Notice how you interact with your kids, what you say to them, how you say it.
Does it come from a place of love, or does it come from a place of fear?
Dig deep and see.
Let’s say your 3-year-old draws with a marker all over the living room wall. What is your response?
Perhaps it’s something like, “Oh my, you sure are feeling creative today. Walls aren’t for coloring on though, so let’s find you some paper instead.”
Or maybe it’s something like, “What did you do?! You’re in timeout right now!”
Or maybe it’s a calm, “It’s not ok to color on the walls. Go to timeout. I will come talk to you when it’s over.”
The first of these responses is loving–from a place of compassion and connectedness–while the second and third come from places of fear.
Surprised about the third? We’ll get there in a minute.
What makes the second response–or rather, reaction–fear-based? Ask yourself what’s beneath it and find out. If you were in this situation how would you be feeling? Probably angry, exasperated, frustrated, or overwhelmed.
These are signs that fear is involved. We know this because we’re having feelings that don’t feel good. Look deeper then. What are you afraid of? For many moms it is the fear that they have no control over the situation, or even over their kids or their lives. (Even if you find you’re afraid of not being good enough, your child not developing as you want him to, you never having your life back, etc. it’s ultimately an issue of perceived lack of control or power.) What is it for you?

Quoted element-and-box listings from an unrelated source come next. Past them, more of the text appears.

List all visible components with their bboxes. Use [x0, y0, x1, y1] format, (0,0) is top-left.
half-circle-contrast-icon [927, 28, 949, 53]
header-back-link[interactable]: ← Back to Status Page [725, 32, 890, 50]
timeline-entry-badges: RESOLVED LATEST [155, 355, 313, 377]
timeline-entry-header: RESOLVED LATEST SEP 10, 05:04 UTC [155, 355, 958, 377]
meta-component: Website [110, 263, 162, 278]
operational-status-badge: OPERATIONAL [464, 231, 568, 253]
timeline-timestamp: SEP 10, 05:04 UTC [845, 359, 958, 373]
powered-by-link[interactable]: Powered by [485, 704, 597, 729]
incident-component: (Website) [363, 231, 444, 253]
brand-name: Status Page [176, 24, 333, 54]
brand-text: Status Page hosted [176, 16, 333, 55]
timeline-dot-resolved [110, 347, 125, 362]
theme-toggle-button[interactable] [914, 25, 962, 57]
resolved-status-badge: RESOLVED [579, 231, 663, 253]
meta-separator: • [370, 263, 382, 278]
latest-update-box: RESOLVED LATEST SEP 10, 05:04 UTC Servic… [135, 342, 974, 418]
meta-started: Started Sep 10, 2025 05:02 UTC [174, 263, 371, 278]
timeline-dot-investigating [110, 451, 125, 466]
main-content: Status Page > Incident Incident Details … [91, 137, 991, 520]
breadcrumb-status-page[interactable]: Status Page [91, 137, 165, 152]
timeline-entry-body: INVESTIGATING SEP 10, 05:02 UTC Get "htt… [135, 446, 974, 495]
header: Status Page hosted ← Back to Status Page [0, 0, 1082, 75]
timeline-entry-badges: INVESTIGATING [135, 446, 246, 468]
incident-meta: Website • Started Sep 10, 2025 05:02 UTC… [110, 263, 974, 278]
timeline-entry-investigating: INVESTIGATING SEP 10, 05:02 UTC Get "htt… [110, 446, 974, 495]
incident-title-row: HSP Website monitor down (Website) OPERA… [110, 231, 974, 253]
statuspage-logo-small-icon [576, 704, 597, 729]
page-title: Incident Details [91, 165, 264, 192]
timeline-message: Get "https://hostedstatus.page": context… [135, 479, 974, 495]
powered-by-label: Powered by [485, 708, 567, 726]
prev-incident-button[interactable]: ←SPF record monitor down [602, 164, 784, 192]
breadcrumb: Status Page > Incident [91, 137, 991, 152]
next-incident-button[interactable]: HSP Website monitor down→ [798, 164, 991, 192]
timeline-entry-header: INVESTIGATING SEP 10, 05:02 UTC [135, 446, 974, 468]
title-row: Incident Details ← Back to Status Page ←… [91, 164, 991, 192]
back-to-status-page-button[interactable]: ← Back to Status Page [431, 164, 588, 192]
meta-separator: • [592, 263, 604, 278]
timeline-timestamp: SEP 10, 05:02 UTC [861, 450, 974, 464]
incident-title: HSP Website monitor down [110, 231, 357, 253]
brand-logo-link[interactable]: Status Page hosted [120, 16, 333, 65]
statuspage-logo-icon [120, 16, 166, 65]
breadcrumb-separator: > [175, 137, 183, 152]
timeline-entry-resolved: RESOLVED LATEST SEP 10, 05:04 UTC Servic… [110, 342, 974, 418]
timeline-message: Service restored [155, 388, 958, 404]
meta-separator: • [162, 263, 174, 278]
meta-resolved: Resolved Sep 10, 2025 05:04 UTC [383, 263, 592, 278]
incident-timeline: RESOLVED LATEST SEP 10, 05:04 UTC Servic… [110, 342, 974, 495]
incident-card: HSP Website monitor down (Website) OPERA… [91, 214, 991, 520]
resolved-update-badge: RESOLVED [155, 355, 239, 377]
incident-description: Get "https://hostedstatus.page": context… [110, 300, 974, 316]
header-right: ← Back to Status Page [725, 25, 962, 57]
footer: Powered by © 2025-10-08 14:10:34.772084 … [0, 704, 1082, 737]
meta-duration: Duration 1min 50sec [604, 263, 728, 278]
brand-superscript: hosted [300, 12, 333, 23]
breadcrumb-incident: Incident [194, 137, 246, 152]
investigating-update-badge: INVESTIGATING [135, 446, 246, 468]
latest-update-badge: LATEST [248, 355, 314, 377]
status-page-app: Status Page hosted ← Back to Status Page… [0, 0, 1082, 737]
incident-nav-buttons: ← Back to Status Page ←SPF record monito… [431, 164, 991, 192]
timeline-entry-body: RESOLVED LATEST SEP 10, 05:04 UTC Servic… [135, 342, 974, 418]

The third scenario is also rooted in fear. This fear is tricky because we commonly encounter it under the guise of love–we believe we’re acting out of love when we are not.
“I put him in timeout because I love him and he needs to learn that drawing on the walls isn’t ok.” Sounds reasonable–or at least socially acceptable–until we ask what you’re afraid of.
Turns out that you’re afraid he won’t learn what is and isn’t appropriate and so, since you love him, you put him in timeout to try to teach him. But fear is your real driver. Fear that he won’t learn any other way, fear that you can’t just explain to him and have it stick, fear that if you don’t do something you’re a bad mom or will fail to do what’s in his best interests.
Notice where you’re coming from in your interactions with your kids. Think of who you want to be as a parent. Think of who you want your child to grow into. These things can only be accomplished through love.
And notice how these interactions are representative of your other interactions with people and of your life in general. After all, how you do anything is how you do everything.